FOLHA DE LONDRINA - FOLHA2
Londrina, 28 de abril de 1996


TEZZA


Zeca Correia Leite
Sucursal de Curitiba

Em meio à entrevista toca o telefone. Cristovão Tezza vai atender e do outro lado da linha um amigo dá-lhe a boa nova. Há poucos dias o jornal "Correio Braziliense" trouxe uma reportagem com a poetisa e escritora Adélia Prado, que de vez em quando deixa a quietude mineira pra dialogar com jornalistas da grande imprensa. No final, tinha um "ping-pong", entrevista de perguntas e respostas rápidas. No item "um escritor", a célebre Adélia não pestanejou: "Cristovão Tezza". Uma alegria a mais para o autor de "Trapo, que teve suas páginas adaptadas ao teatro, com o galã televisivo Marcos Winter vivendo o papel título. Catarinense de Lajes, 44 anos, professor de português na Universidade Federal do Paraná, Tezza continua sendo notícia com seu último romance, "Uma Noite em Curitiba", lançado no final do ano pela Editora Rocco. O livro está rendendo. Enquanto segue uma bem-sucedida carreira - até agora o seu melhor lançamento -, outros enredos começam a ganhar feição no íntimo do escritor.

Folha 2 - Sendo você um escritor em constante evolução, depois de "Uma Noite em Curitiba" tem outro livro em preparo?
Tezza - Por enquanto estou escrevendo mentalmente, não me decidi a começar a redigir. Não tenho título ainda, estou também com vários projetos paralelos. São dois projetos de romance, um está mais maduro. Outra coisa é talvez mexer com alguns contos antigos, reescrever como exercício.

Folha 2 - Sobre o romance, poderia dizer do que se trata? Qual é o enredo, a temática?
Tezza - Não tenho nada ainda, por enquanto está só fervendo na minha cabeça.
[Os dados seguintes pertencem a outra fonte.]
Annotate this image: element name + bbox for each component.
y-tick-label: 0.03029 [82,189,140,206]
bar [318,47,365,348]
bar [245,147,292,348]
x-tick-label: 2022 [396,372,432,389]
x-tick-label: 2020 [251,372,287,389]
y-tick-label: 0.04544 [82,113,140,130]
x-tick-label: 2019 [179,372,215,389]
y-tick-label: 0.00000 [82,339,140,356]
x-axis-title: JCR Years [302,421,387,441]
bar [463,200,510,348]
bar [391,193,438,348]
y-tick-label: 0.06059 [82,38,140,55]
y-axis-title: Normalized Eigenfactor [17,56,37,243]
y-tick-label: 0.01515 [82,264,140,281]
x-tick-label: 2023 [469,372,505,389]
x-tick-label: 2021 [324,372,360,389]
Posso dizer que a primeira cena se passa no Cemitério do Barigüi. Eu sempre quis começar o livro com uma cena de enterro, de preferência com uma garoa.
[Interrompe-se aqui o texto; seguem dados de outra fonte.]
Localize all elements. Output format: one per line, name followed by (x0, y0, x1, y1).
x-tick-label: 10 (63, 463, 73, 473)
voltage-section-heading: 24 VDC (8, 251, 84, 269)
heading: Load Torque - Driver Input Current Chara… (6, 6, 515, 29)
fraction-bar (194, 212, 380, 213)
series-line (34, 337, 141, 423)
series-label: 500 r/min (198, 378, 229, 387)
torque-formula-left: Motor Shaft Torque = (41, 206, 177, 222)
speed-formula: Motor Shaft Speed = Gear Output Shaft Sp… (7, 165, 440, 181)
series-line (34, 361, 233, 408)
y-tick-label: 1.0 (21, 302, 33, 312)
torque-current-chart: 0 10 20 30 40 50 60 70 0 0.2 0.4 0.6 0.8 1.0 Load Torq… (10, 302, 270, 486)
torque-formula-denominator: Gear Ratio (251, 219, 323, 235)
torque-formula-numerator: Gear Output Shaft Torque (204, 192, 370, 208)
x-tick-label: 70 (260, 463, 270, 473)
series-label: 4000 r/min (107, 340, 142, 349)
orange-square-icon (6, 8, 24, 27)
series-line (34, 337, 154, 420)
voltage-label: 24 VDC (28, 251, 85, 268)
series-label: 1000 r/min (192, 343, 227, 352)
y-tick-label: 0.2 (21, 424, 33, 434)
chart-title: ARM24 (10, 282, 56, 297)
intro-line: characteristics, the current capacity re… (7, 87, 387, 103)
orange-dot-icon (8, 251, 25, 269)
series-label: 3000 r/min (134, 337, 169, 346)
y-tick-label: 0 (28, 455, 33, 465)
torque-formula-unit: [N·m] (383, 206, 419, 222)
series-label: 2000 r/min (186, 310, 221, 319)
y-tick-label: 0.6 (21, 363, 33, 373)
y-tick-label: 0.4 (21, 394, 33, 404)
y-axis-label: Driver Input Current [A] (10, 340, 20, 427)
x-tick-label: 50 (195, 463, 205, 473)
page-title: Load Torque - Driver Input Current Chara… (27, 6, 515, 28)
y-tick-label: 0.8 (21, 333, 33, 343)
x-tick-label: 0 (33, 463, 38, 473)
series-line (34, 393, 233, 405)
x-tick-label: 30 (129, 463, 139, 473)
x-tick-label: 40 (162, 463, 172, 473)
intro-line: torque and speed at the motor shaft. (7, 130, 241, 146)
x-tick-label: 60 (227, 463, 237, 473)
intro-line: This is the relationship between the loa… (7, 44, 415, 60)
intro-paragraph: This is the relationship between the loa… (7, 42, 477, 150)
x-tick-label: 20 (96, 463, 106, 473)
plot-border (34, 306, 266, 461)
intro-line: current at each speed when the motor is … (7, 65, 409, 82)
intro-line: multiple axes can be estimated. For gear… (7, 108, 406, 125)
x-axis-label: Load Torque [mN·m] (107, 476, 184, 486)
Folha 2 - Como vai a carreira de "Uma Noite em Curitiba"?
Tezza - Muito bem, acima das expectativas. Está tendo uma venda boa, não tenho idéia completa porque demora um pouco para se ter a noção de retorno. Mas em novembro e dezembro foi surpreendente, teve uma saída muito boa. O importante é que a recepção crítica foi excelente. Talvez tenha sido o meu livro mais bem recebido, dos dez que lancei. Desses dez, sete considero maduros. Os imaturos, que teria que reler, são "Cidade Inventada", "O Terrorista Lírico e "O Gran Circo das Aménicas".
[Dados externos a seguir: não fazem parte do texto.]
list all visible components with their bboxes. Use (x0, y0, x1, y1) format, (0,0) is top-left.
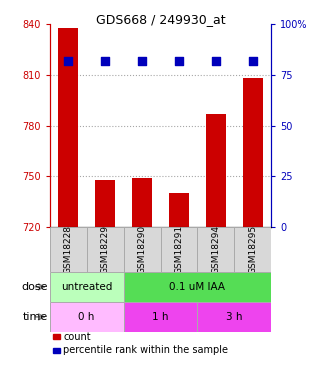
Bar (234, 227, 271, 272)
Bar (87, 227, 124, 272)
Text: dose: dose (22, 282, 48, 292)
Text: GSM18291: GSM18291 (174, 225, 184, 274)
Bar (50, 272, 124, 302)
Text: 1 h: 1 h (152, 312, 169, 322)
Bar (53, 334, 60, 339)
Text: GSM18295: GSM18295 (248, 225, 257, 274)
Point (177, 58, 182, 64)
Bar (197, 227, 234, 272)
Bar (124, 227, 160, 272)
Point (213, 58, 218, 64)
Bar (206, 114, 226, 227)
Bar (169, 193, 189, 227)
Text: percentile rank within the sample: percentile rank within the sample (63, 345, 228, 355)
Text: GSM18290: GSM18290 (137, 225, 147, 274)
Point (102, 58, 108, 64)
Text: GSM18229: GSM18229 (100, 225, 110, 274)
Bar (124, 272, 271, 302)
Text: GSM18228: GSM18228 (64, 225, 73, 274)
Text: count: count (63, 332, 91, 342)
Bar (53, 348, 60, 352)
Bar (197, 302, 271, 332)
Text: GDS668 / 249930_at: GDS668 / 249930_at (96, 13, 225, 26)
Bar (50, 227, 87, 272)
Bar (50, 302, 124, 332)
Point (66, 58, 71, 64)
Bar (124, 302, 197, 332)
Bar (243, 78, 263, 227)
Text: 0.1 uM IAA: 0.1 uM IAA (169, 282, 225, 292)
Point (140, 58, 145, 64)
Text: 3 h: 3 h (226, 312, 243, 322)
Text: GSM18294: GSM18294 (211, 225, 221, 274)
Bar (160, 227, 197, 272)
Bar (95, 180, 115, 227)
Bar (132, 178, 152, 227)
Text: 0 h: 0 h (78, 312, 95, 322)
Text: time: time (23, 312, 48, 322)
Point (250, 58, 256, 64)
Bar (58, 28, 78, 227)
Text: untreated: untreated (61, 282, 112, 292)
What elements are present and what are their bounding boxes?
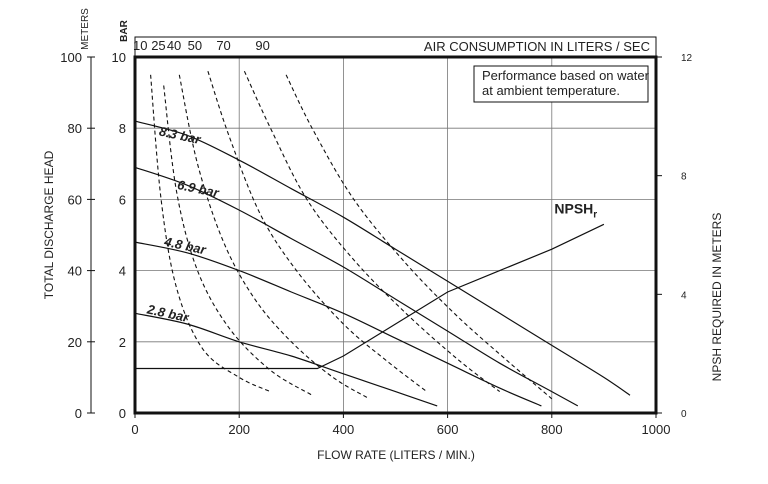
x-tick-label: 600 (437, 422, 459, 437)
air-axis-frame (134, 36, 657, 58)
note-box: Performance based on water at ambient te… (473, 65, 650, 103)
pressure-curve (134, 166, 579, 407)
air-consumption-curves (150, 70, 553, 400)
axis-ticks: 0 200 400 600 800 100002040608010002468100481… (60, 38, 692, 437)
air-consumption-curve (178, 74, 370, 400)
air-consumption-curve (207, 71, 428, 393)
x-tick-label: 800 (541, 422, 563, 437)
y-tick-npsh-label: 4 (681, 290, 687, 301)
y-tick-bar-label: 2 (119, 335, 126, 350)
npsh-curve (135, 223, 605, 370)
air-consumption-curve (163, 85, 313, 396)
air-tick-label: 70 (216, 38, 230, 53)
y-tick-meters-label: 20 (68, 335, 82, 350)
y-tick-meters-label: 60 (68, 192, 82, 207)
grid-lines (135, 57, 656, 413)
air-consumption-curve (150, 74, 271, 393)
y-tick-bar-label: 4 (119, 264, 126, 279)
y-tick-meters-label: 40 (68, 264, 82, 279)
plot-frame (133, 55, 658, 415)
curve-label: 2.8 bar (145, 301, 191, 325)
performance-curves (134, 120, 631, 407)
air-tick-label: 40 (167, 38, 181, 53)
note-line-1: Performance based on water (482, 68, 650, 83)
y-axis-bar-unit: BAR (119, 19, 130, 41)
air-consumption-curve (285, 74, 553, 400)
curve-labels: 8.3 bar 6.9 bar 4.8 bar 2.8 bar NPSHr (145, 124, 597, 326)
curve-label: NPSHr (554, 201, 597, 221)
pressure-curve (134, 120, 631, 396)
y-tick-npsh-label: 12 (681, 53, 693, 64)
x-tick-label: 400 (333, 422, 355, 437)
air-tick-label: 25 (151, 38, 165, 53)
pressure-curve (134, 241, 542, 407)
air-tick-label: 50 (188, 38, 202, 53)
y-tick-npsh-label: 0 (681, 409, 687, 420)
air-axis-label: AIR CONSUMPTION IN LITERS / SEC (424, 39, 650, 54)
x-tick-label: 200 (228, 422, 250, 437)
y-tick-bar-label: 6 (119, 192, 126, 207)
y-tick-bar-label: 0 (119, 406, 126, 421)
y-axis-meters-unit: METERS (80, 8, 91, 50)
x-tick-label: 1000 (642, 422, 671, 437)
y-tick-meters-label: 100 (60, 50, 82, 65)
air-tick-label: 90 (255, 38, 269, 53)
x-tick-label: 0 (131, 422, 138, 437)
y-axis-left-title: TOTAL DISCHARGE HEAD (42, 150, 56, 299)
y-tick-bar-label: 8 (119, 121, 126, 136)
air-consumption-curve (243, 70, 501, 393)
air-tick-label: 10 (133, 38, 147, 53)
y-tick-meters-label: 0 (75, 406, 82, 421)
curve-label: 6.9 bar (176, 177, 221, 201)
y-tick-bar-label: 10 (112, 50, 126, 65)
note-line-2: at ambient temperature. (482, 83, 620, 98)
y-tick-meters-label: 80 (68, 121, 82, 136)
curve-label: 8.3 bar (158, 124, 203, 148)
y-tick-npsh-label: 8 (681, 172, 687, 183)
y-axis-right-title: NPSH REQUIRED IN METERS (710, 213, 724, 382)
curve-label: 4.8 bar (162, 234, 208, 258)
pressure-curve (134, 312, 438, 407)
x-axis-title: FLOW RATE (LITERS / MIN.) (317, 448, 475, 462)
Folha 2 - O êxito é um reflexo dessa maturidade?
Tezza - Êxito é algo relativo. É verdade que essa coisa de fora, de se ter uma boa resposta é uma situação confortável para quem produz arte em geral. Você quer ser reconhecido. Mas não há relação necessária nessa receptividade com a qualidade ou maturidade.

Folha 2 - Escrever tomando Curitiba como personagem: ela é um universo?
Tezza - Como seria qualquer cidade. Ela me interessa como espaço urbano. A minha linguagem literária se sustenta num registro realista. Me sinto à vontade com esse tipo de informação realista - realista entre aspas - para o leitor. Como se trata de uma geografia que domino, resolve minha literatura como espaço, geografia e linguagem. Mas não sou de modo algum escritor regionalista.

Folha 2 - Foi dito por Wilson Martins que cronologcamente você seria o sucessor de Dalton Trevisan. A sua Curitiba é mais ensolarada?
Tezza - O próprio Wilson Martins usou uma expressão interessante, ele fez uma definição muito fina dessa questão que tem sido negligenciada quando se fala de Curitiba, que é o nosso olhar corrosivo. O gosto pela sátira, pela crueldade. Eu tive, na minha juventude, grandes influências com relação a esse tipo de olhar. Uma das companhias literárias que tive é de Jamil Snege. Quem o conhece sabe que ele é um sujeito capaz de perder um amigo, mas não perder a piada. Acho essa coisa em Curitiba muito forte, muito viva. Ao mesmo tempo, Wilson Martins dizia que eu era o herdeiro desse tipo de olhar curitibano cruel, mas com um toque mais tolerante.

Folha 2 - E o Dalton?
Tezza - Dalton Trevisan é cruel de uma forma magnífica. Ele dá uma limpidez na visão de mundo; não é aquela crueldade mesquinha. Sou bastante impiedoso como narrador, os meus personagens são impiedosos, as vozes que escrevem meus livros são vozes impiedosas, mas acho que tenho um toque de tolerância. Tenho uma relação de empatia com meus personagens, mesmo os mais terríveis e desagradáveis.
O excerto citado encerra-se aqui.